If you only need certain pages from a large PDF, extract them first:

# Using PyMuPDF (requires: pip install PyMuPDF)
python -c "
import fitz
doc = fitz.open('large.pdf')
writer = fitz.open()
writer.insert_pdf(doc, from_page=0, to_page=4)  # Pages 1-5
writer.save('pages_1_5.pdf')
"

# Then process the smaller file
python scripts/paddleocr-vl-1.5/vl_caller.py --file-path "pages_1_5.pdf"

Solution 5: Upload to Cloud Storage

For extremely large files (>100MB), use cloud storage with public URLs:

# Example: Upload to AWS S3, Google Drive, or similar
# Get public URL: https://storage.example.com/my-document.pdf

# Process via URL
python scripts/paddleocr-vl-1.5/vl_caller.py --file-url "https://storage.example.com/my-document.pdf"

Comparison Table:

SolutionMax SizeSpeedComplexityBest For
URL UploadUnlimitedFastLowAny large file
Increase LimitConfigurableMediumVery LowSlightly over limit
Compress~70% reductionSlowMediumImages/PDFs with images
Extract PagesAs neededFastMediumMulti-page PDFs
Cloud StorageUnlimitedFastHighVery large files (>100MB)

Error Handling

Authentication failed (401/403):

error: Authentication failed

→ Token is invalid, reconfigure with correct credentials

API quota exceeded (429):

error: API quota exceeded

→ Daily API quota exhausted, inform user to wait or upgrade

Unsupported format:

error: Unsupported file format

→ File format not supported, convert to PDF/PNG/JPG

Pseudo-Code: Content Extraction

Extract main content (most common):

def extract_main_content(json_response):
    regions = json_response['result']['layout']['regions']

    # Keep only core content types
    core_types = ['text', 'table', 'formula', 'figure', 'footnote']
    main_regions = [r for r in regions if r['type'] in core_types]

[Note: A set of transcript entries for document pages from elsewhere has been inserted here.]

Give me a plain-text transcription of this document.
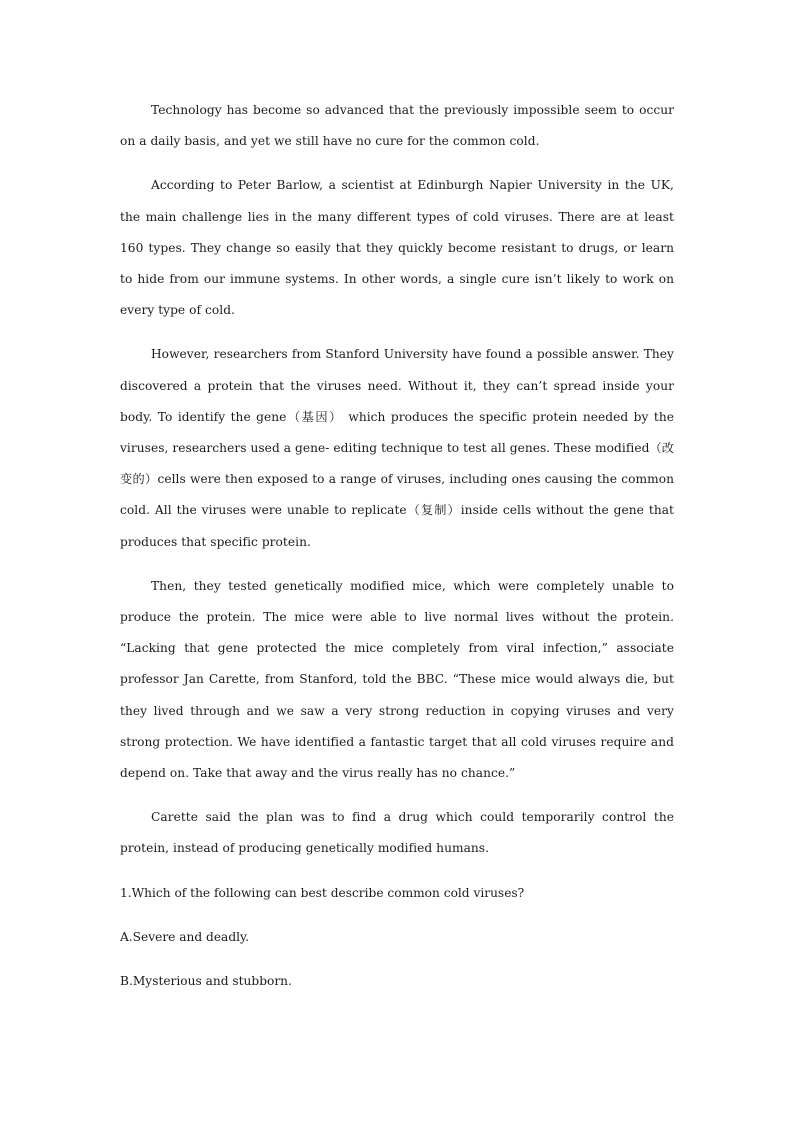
Technology has become so advanced that the previously impossible seem to occur on a daily basis, and yet we still have no cure for the common cold.

According to Peter Barlow, a scientist at Edinburgh Napier University in the UK, the main challenge lies in the many different types of cold viruses. There are at least 160 types. They change so easily that they quickly become resistant to drugs, or learn to hide from our immune systems. In other words, a single cure isn’t likely to work on every type of cold.

However, researchers from Stanford University have found a possible answer. They discovered a protein that the viruses need. Without it, they can’t spread inside your body. To identify the gene（基因） which produces the specific protein needed by the viruses, researchers used a gene- editing technique to test all genes. These modified（改变的）cells were then exposed to a range of viruses, including ones causing the common cold. All the viruses were unable to replicate（复制）inside cells without the gene that produces that specific protein.

Then, they tested genetically modified mice, which were completely unable to produce the protein. The mice were able to live normal lives without the protein. “Lacking that gene protected the mice completely from viral infection,” associate professor Jan Carette, from Stanford, told the BBC. “These mice would always die, but they lived through and we saw a very strong reduction in copying viruses and very strong protection. We have identified a fantastic target that all cold viruses require and depend on. Take that away and the virus really has no chance.”

Carette said the plan was to find a drug which could temporarily control the protein, instead of producing genetically modified humans.

1.Which of the following can best describe common cold viruses?

A.Severe and deadly.

B.Mysterious and stubborn.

    # Sort by reading order
    reading_order = json_response['result']['layout']['reading_order']
    sorted_regions = sort_by_order(main_regions, reading_order)

    # Present to user
    for region in sorted_regions:
        if region['type'] == 'text':
            print(region['content'])
        elif region['type'] == 'table':
            print_as_markdown_table(region['content'])
        elif region['type'] == 'formula':
            print(f"Formula: {region['latex']}")

Extract tables only:

def extract_tables(json_response):
    regions = json_response['result']['layout']['regions']
    tables = [r for r in regions if r['type'] == 'table']

    for i, table in enumerate(tables):
        print(f"Table {i+1}:")
        print_as_markdown_table(table['content'])

Extract everything:

def extract_complete(json_response):
    # Simply use the full_text which includes everything
    print(json_response['result']['full_text'])

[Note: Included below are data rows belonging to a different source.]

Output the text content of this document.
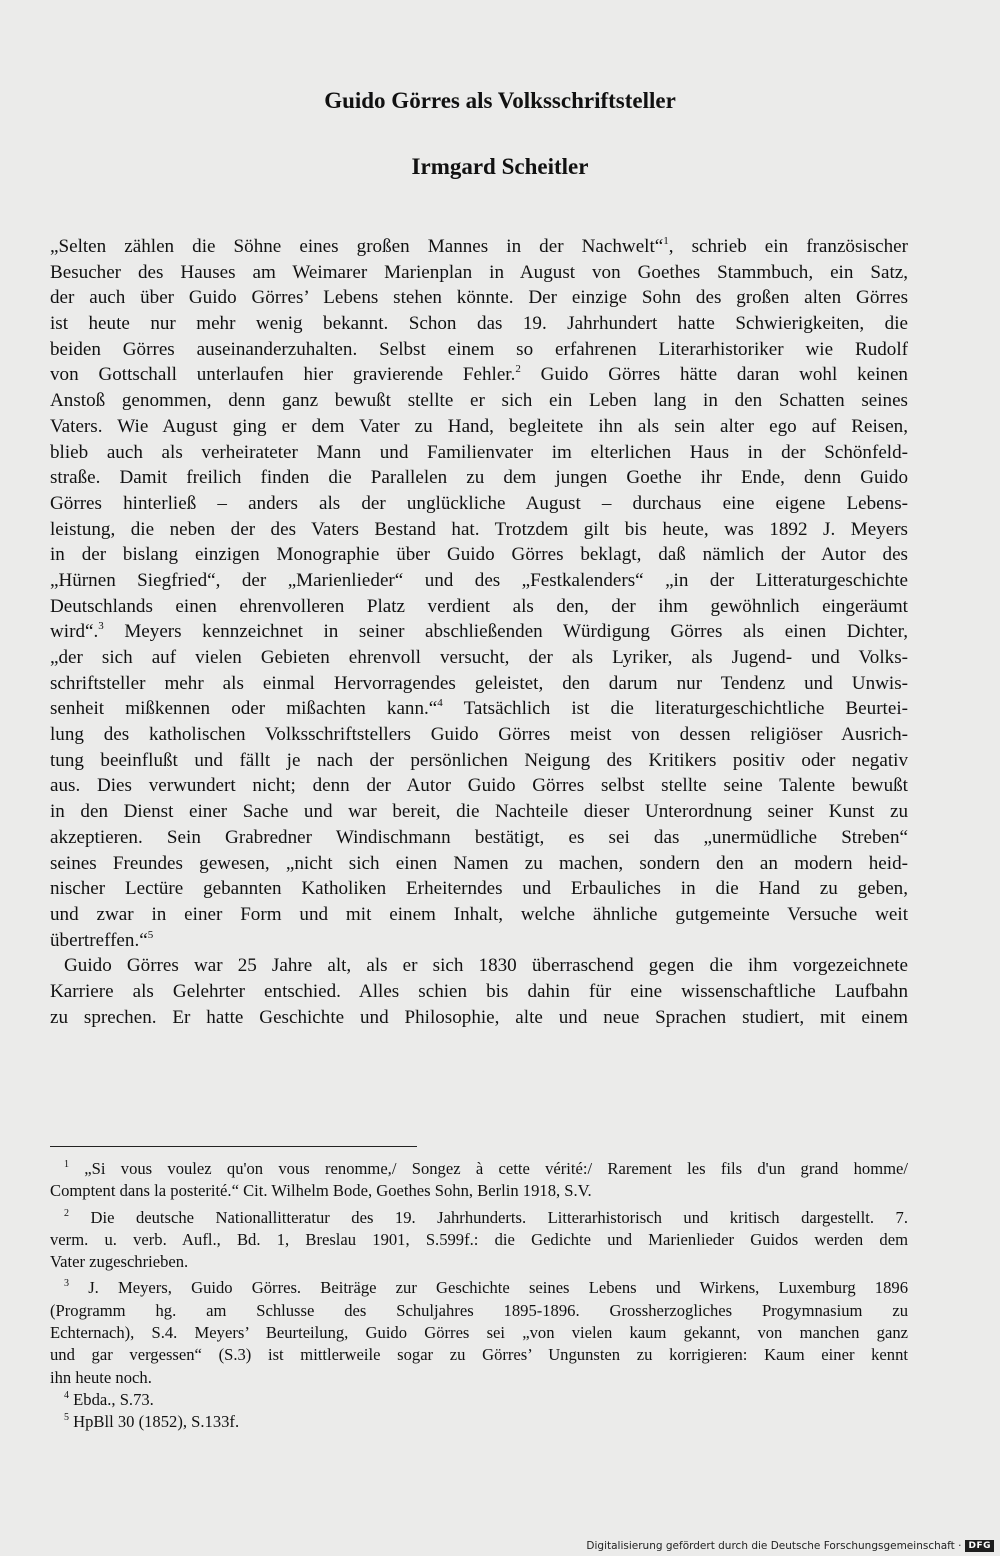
Guido Görres als Volksschriftsteller
Irmgard Scheitler
„Selten zählen die Söhne eines großen Mannes in der Nachwelt“$^1$, schrieb ein französischer
Besucher des Hauses am Weimarer Marienplan in August von Goethes Stammbuch, ein Satz,
der auch über Guido Görres’ Lebens stehen könnte. Der einzige Sohn des großen alten Görres
ist heute nur mehr wenig bekannt. Schon das 19. Jahrhundert hatte Schwierigkeiten, die
beiden Görres auseinanderzuhalten. Selbst einem so erfahrenen Literarhistoriker wie Rudolf
von Gottschall unterlaufen hier gravierende Fehler.$^2$ Guido Görres hätte daran wohl keinen
Anstoß genommen, denn ganz bewußt stellte er sich ein Leben lang in den Schatten seines
Vaters. Wie August ging er dem Vater zu Hand, begleitete ihn als sein alter ego auf Reisen,
blieb auch als verheirateter Mann und Familienvater im elterlichen Haus in der Schönfeld-
straße. Damit freilich finden die Parallelen zu dem jungen Goethe ihr Ende, denn Guido
Görres hinterließ – anders als der unglückliche August – durchaus eine eigene Lebens-
leistung, die neben der des Vaters Bestand hat. Trotzdem gilt bis heute, was 1892 J. Meyers
in der bislang einzigen Monographie über Guido Görres beklagt, daß nämlich der Autor des
„Hürnen Siegfried“, der „Marienlieder“ und des „Festkalenders“ „in der Litteraturgeschichte
Deutschlands einen ehrenvolleren Platz verdient als den, der ihm gewöhnlich eingeräumt
wird“.$^3$ Meyers kennzeichnet in seiner abschließenden Würdigung Görres als einen Dichter,
„der sich auf vielen Gebieten ehrenvoll versucht, der als Lyriker, als Jugend- und Volks-
schriftsteller mehr als einmal Hervorragendes geleistet, den darum nur Tendenz und Unwis-
senheit mißkennen oder mißachten kann.“$^4$ Tatsächlich ist die literaturgeschichtliche Beurtei-
lung des katholischen Volksschriftstellers Guido Görres meist von dessen religiöser Ausrich-
tung beeinflußt und fällt je nach der persönlichen Neigung des Kritikers positiv oder negativ
aus. Dies verwundert nicht; denn der Autor Guido Görres selbst stellte seine Talente bewußt
in den Dienst einer Sache und war bereit, die Nachteile dieser Unterordnung seiner Kunst zu
akzeptieren. Sein Grabredner Windischmann bestätigt, es sei das „unermüdliche Streben“
seines Freundes gewesen, „nicht sich einen Namen zu machen, sondern den an modern heid-
nischer Lectüre gebannten Katholiken Erheiterndes und Erbauliches in die Hand zu geben,
und zwar in einer Form und mit einem Inhalt, welche ähnliche gutgemeinte Versuche weit
übertreffen.“$^5$
Guido Görres war 25 Jahre alt, als er sich 1830 überraschend gegen die ihm vorgezeichnete
Karriere als Gelehrter entschied. Alles schien bis dahin für eine wissenschaftliche Laufbahn
zu sprechen. Er hatte Geschichte und Philosophie, alte und neue Sprachen studiert, mit einem
$^1$ „Si vous voulez qu'on vous renomme,/ Songez à cette vérité:/ Rarement les fils d'un grand homme/
Comptent dans la posterité.“ Cit. Wilhelm Bode, Goethes Sohn, Berlin 1918, S.V.
$^2$ Die deutsche Nationallitteratur des 19. Jahrhunderts. Litterarhistorisch und kritisch dargestellt. 7.
verm. u. verb. Aufl., Bd. 1, Breslau 1901, S.599f.: die Gedichte und Marienlieder Guidos werden dem
Vater zugeschrieben.
$^3$ J. Meyers, Guido Görres. Beiträge zur Geschichte seines Lebens und Wirkens, Luxemburg 1896
(Programm hg. am Schlusse des Schuljahres 1895-1896. Grossherzogliches Progymnasium zu
Echternach), S.4. Meyers’ Beurteilung, Guido Görres sei „von vielen kaum gekannt, von manchen ganz
und gar vergessen“ (S.3) ist mittlerweile sogar zu Görres’ Ungunsten zu korrigieren: Kaum einer kennt
ihn heute noch.
$^4$ Ebda., S.73.
$^5$ HpBll 30 (1852), S.133f.
Digitalisierung gefördert durch die Deutsche Forschungsgemeinschaft · DFG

    # Or present all regions in order
    regions = json_response['result']['layout']['regions']
    reading_order = json_response['result']['layout']['reading_order']

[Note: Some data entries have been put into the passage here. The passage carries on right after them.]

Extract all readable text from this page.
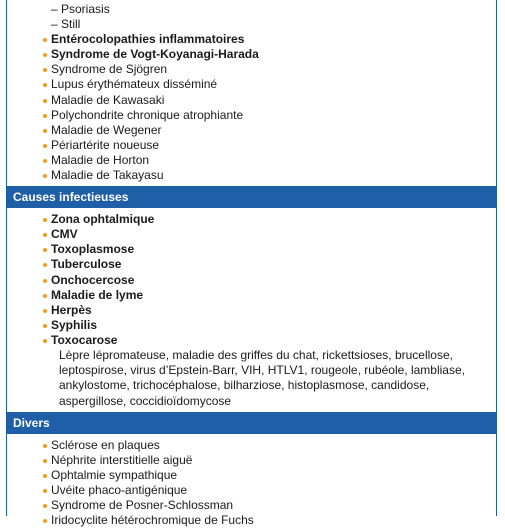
– Psoriasis
– Still
Entérocolopathies inflammatoires
Syndrome de Vogt-Koyanagi-Harada
Syndrome de Sjögren
Lupus érythémateux disséminé
Maladie de Kawasaki
Polychondrite chronique atrophiante
Maladie de Wegener
Périartérite noueuse
Maladie de Horton
Maladie de Takayasu
Causes infectieuses
Zona ophtalmique
CMV
Toxoplasmose
Tuberculose
Onchocercose
Maladie de lyme
Herpès
Syphilis
Toxocarose
Lèpre lépromateuse, maladie des griffes du chat, rickettsioses, brucellose, leptospirose, virus d’Epstein-Barr, VIH, HTLV1, rougeole, rubéole, lambliase, ankylostome, trichocéphalose, bilharziose, histoplasmose, candidose, aspergillose, coccidioïdomycose
Divers
Sclérose en plaques
Néphrite interstitielle aiguë
Ophtalmie sympathique
Uvéite phaco-antigénique
Syndrome de Posner-Schlossman
Iridocyclite hétérochromique de Fuchs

    for idx in reading_order:
        region = regions[idx]
        print(f"[{region['type']}] {region['content']}")

Important Notes

  • The script NEVER filters content - It always returns complete data
  • Claude decides what to present - Based on user's specific request
  • All data is always available - Can be re-interpreted for different needs
  • No information is lost - Complete document structure preserved

Reference Documentation

For in-depth understanding of the PaddleOCR-VL 1.5 system, refer to:

  • references/paddleocr-vl-1.5/vl_model_spec.md
    - VL model specifications
  • references/paddleocr-vl-1.5/layout_schema.md
    - Layout detection schema
  • references/paddleocr-vl-1.5/output_format.md
    - Complete output format specification

Load these reference documents into context when:

  • Debugging complex parsing issues
  • Understanding layout detection algorithm
  • Working with special document types
  • Customizing content extraction logic

Testing the Skill

To verify the skill is working properly:

python scripts/paddleocr-vl-1.5/smoke_test.py

This tests configuration and optionally API connectivity.